What are the must-try dishes in Paris?
Forget your diet while in Paris. The French cuisine is considered the number one in the world and you can’t leave the gourmet capital before trying at least the most iconic foods.
- French onion soup. This delicious dish is especially popular during the cold months. Slowly simmered, a rich beef broth loaded with caramelized onions covered by melted cheese with two large croutons afloat is very filling. A croque of onion soup in a Parisian brasserie costs around €8 ($8.80).
- Duck confit. Duck legs cooked in there own fat are incredibly succulent with tender meat under crispy skin. You can taste the dish in a small cafe for less than €11 ($12). In restaurants, the price of duck confit starts at around €20 ($22).
- Escargot. Large land snails with butter and garlic sauce are usually served as a starter to the main course. Dining out in a restaurant, you will pay around €20-40 ($22-44) for the delicacy, depending on the number of snails. Feast on a plate of six escargots in a less swanky place for under €15 ($16.50).
- Crêpes. There are plenty of excellent crêperies offering thin French pancakes throughout Paris.
- Croissants. Sadly, more and more bakeries don’t bake croissants themselves and buy them frozen instead. It’s worth looking for an authentic boulangerie where the pastry is still made from scratch.
What are the must-see places in Paris?
The Eiffel Tower, Notre-Dame-de-Paris cathedral, Arc de Triomphe, Champs-Élysées, the Louvre Museum, the Pompidou Centre, Montmartre, the Sacré-Coeur basilica, Père Lachaise cemetery, and Château de Versailles — definitely. These names are familiar to everybody. And, of course, tourists want to see them all, especially when they visit the French capital for the first time.
The good news is that many key attractions are located at a walkable distance from each other. Notre Dame is about a 30-minute walk from the Eiffel Tower and just a 15-minute walk from the Louvre.

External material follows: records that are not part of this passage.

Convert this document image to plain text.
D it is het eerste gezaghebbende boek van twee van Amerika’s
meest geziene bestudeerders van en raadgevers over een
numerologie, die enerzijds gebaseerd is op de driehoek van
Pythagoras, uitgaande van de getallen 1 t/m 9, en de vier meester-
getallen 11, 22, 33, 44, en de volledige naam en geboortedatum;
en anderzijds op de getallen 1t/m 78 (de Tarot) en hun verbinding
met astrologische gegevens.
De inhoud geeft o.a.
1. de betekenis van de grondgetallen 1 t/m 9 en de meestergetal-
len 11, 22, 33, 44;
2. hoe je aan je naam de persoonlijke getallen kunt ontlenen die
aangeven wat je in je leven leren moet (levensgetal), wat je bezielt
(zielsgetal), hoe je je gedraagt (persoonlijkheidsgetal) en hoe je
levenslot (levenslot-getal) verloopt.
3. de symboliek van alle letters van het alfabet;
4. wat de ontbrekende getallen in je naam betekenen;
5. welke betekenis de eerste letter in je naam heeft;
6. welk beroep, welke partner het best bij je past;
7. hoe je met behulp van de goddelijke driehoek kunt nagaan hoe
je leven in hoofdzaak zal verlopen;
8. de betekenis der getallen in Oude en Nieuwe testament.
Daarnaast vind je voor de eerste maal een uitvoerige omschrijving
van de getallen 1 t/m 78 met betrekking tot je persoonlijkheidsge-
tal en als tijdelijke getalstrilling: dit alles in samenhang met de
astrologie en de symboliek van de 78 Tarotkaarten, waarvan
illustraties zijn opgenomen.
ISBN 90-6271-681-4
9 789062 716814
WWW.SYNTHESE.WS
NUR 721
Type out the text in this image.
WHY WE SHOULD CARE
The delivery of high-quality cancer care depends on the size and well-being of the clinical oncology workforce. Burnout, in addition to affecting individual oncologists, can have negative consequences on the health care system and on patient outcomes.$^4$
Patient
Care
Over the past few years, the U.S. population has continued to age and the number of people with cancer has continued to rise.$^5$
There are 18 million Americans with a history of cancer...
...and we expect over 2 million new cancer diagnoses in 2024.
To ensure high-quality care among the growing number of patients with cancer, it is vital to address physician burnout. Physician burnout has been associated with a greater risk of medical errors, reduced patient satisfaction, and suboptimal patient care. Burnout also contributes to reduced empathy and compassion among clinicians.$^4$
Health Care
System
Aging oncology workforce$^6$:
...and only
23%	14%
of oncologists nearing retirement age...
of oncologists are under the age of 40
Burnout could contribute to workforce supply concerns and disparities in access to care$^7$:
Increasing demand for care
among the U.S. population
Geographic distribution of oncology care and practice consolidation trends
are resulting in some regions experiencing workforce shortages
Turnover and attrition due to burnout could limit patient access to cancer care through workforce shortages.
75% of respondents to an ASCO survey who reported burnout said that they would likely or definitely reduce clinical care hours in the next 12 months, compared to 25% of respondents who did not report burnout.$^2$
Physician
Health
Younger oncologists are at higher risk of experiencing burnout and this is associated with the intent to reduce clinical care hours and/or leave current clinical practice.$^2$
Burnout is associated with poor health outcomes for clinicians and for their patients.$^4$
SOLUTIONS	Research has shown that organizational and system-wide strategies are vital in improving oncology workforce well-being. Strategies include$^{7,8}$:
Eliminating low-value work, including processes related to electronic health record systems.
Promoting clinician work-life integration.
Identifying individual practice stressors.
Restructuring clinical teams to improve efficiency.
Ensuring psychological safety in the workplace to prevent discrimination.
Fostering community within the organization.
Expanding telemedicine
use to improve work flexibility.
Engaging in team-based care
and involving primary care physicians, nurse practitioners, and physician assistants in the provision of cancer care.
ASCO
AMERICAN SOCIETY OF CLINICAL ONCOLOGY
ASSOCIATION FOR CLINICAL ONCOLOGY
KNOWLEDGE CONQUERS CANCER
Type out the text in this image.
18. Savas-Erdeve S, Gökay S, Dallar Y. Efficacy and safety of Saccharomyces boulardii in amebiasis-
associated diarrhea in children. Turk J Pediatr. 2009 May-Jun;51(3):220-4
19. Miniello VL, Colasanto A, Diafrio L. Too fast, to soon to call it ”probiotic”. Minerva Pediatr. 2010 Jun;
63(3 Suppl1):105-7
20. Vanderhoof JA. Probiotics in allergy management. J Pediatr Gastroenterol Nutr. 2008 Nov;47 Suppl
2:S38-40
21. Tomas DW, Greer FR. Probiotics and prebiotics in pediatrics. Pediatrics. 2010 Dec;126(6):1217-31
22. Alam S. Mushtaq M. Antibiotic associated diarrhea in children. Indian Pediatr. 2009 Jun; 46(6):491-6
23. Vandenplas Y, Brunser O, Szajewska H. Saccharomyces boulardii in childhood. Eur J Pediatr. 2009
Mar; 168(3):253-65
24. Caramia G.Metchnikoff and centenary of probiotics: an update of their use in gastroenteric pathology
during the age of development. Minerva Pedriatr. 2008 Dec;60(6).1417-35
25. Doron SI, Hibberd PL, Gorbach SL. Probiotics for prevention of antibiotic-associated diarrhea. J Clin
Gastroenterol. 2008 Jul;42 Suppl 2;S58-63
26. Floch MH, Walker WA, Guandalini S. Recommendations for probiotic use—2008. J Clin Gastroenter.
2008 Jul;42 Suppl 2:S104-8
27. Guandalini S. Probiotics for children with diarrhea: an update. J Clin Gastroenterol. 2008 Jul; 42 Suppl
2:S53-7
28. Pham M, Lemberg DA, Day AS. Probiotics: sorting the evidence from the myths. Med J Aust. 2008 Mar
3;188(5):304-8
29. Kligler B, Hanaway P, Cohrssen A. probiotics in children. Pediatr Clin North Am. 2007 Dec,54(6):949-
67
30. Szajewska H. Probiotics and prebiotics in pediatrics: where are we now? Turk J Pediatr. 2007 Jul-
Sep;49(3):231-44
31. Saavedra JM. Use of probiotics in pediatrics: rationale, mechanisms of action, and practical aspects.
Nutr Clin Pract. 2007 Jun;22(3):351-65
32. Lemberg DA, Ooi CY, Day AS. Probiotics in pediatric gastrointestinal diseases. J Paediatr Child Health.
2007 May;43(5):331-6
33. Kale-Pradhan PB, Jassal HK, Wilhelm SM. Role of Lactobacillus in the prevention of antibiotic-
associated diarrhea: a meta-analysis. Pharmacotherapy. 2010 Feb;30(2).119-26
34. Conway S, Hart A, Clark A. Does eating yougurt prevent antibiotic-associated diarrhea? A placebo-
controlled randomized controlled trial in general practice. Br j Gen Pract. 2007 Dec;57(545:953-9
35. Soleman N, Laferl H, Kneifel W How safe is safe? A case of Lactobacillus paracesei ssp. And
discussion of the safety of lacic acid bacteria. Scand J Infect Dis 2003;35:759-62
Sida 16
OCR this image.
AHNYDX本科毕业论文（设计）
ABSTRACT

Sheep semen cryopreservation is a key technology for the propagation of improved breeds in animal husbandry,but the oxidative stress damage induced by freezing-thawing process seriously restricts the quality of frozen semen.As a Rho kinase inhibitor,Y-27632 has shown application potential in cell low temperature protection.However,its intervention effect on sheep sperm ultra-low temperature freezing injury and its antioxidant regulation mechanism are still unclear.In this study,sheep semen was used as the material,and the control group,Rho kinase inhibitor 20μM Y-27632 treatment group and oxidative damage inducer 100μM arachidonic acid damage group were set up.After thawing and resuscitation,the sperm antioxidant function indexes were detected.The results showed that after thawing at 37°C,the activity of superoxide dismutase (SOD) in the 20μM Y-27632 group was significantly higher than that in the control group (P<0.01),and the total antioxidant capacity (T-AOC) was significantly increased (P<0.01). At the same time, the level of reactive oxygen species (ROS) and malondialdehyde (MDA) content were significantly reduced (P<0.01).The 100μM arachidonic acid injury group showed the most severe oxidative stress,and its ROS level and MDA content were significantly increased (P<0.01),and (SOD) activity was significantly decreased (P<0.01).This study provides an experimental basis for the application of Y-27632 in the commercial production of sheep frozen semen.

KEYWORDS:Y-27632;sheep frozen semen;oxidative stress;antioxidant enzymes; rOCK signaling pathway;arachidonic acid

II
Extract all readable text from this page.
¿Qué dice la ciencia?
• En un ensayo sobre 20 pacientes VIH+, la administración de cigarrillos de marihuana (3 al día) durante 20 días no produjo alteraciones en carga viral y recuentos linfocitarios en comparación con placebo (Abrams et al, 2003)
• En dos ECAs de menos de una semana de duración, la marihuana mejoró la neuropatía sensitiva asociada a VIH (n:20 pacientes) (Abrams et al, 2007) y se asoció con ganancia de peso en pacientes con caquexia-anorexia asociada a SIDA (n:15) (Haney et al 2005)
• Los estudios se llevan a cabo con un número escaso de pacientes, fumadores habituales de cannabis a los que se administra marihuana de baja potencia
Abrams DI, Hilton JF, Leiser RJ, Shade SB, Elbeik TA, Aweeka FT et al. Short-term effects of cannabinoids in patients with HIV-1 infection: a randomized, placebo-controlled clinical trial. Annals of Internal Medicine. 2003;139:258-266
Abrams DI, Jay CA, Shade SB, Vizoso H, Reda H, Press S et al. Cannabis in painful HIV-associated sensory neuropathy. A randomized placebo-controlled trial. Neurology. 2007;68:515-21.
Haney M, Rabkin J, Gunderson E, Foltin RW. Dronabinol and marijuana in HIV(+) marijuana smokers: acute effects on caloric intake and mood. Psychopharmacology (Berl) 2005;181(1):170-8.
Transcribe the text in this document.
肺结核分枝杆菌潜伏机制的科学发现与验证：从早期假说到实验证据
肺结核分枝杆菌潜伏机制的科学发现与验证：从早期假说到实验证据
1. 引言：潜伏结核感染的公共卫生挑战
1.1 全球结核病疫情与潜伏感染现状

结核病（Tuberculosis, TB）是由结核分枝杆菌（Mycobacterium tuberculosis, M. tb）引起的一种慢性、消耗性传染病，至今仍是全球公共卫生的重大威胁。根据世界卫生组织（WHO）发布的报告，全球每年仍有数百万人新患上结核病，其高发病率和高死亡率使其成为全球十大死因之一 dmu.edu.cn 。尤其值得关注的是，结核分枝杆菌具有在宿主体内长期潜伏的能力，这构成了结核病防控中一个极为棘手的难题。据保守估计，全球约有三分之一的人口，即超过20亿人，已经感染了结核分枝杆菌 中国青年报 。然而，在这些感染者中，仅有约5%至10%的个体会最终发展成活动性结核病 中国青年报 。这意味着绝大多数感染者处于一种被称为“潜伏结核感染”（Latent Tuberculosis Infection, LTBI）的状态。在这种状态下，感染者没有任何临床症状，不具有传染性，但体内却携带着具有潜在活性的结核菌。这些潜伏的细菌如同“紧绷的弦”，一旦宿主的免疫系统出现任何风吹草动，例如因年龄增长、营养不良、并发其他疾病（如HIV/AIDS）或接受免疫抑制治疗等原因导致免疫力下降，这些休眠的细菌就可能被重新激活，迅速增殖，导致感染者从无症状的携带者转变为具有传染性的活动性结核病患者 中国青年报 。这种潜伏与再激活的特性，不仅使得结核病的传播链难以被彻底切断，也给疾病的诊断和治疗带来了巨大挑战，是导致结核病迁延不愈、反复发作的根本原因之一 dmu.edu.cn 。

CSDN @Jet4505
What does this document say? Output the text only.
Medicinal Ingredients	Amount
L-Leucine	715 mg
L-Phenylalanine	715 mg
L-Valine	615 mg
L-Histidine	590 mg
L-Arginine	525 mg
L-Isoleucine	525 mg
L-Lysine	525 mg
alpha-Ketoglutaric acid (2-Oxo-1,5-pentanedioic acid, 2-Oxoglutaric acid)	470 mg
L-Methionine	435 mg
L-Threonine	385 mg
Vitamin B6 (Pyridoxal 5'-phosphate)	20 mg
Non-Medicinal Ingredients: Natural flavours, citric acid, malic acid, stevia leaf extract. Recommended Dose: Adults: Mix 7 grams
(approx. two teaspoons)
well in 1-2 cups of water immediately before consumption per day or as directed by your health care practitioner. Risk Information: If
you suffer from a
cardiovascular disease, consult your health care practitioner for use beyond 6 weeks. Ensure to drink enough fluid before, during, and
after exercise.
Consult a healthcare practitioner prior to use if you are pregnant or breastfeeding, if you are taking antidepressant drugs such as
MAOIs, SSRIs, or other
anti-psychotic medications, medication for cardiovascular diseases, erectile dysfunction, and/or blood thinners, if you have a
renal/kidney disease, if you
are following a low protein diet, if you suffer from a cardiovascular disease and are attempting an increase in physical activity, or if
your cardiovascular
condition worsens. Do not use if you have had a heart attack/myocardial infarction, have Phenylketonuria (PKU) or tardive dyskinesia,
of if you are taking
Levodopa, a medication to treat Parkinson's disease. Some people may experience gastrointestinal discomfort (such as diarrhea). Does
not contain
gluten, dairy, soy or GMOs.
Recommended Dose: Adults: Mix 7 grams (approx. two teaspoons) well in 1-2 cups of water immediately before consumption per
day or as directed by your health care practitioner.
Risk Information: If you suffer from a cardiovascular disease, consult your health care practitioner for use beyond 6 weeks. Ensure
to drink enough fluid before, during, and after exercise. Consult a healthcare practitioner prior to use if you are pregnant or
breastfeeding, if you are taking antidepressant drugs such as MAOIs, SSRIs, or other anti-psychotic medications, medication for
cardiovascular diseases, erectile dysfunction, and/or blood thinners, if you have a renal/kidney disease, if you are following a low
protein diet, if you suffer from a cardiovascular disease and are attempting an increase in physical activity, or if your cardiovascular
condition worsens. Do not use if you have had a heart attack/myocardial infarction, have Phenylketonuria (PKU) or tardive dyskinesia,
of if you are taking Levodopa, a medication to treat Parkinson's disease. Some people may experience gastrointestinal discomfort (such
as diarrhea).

If you don’t feel like walking, the reliable metro network is at your disposal.
You can explore Paris for less with one of the discount cards offered to travelers. For example, the Paris City Pass provides a free visit to over 60 attractions and museums. It also includes a one-way transfer from the airport, a one-day hop-on hop-off bus tour, a Seine cruise, and unlimited trips by public transport within central Paris (zones 1-3).
The price depends on the number of days you are going to use the card. The cheapest 2-day adult pass is €130 ($143) while the most expensive 6-day option goes for €230 ($253).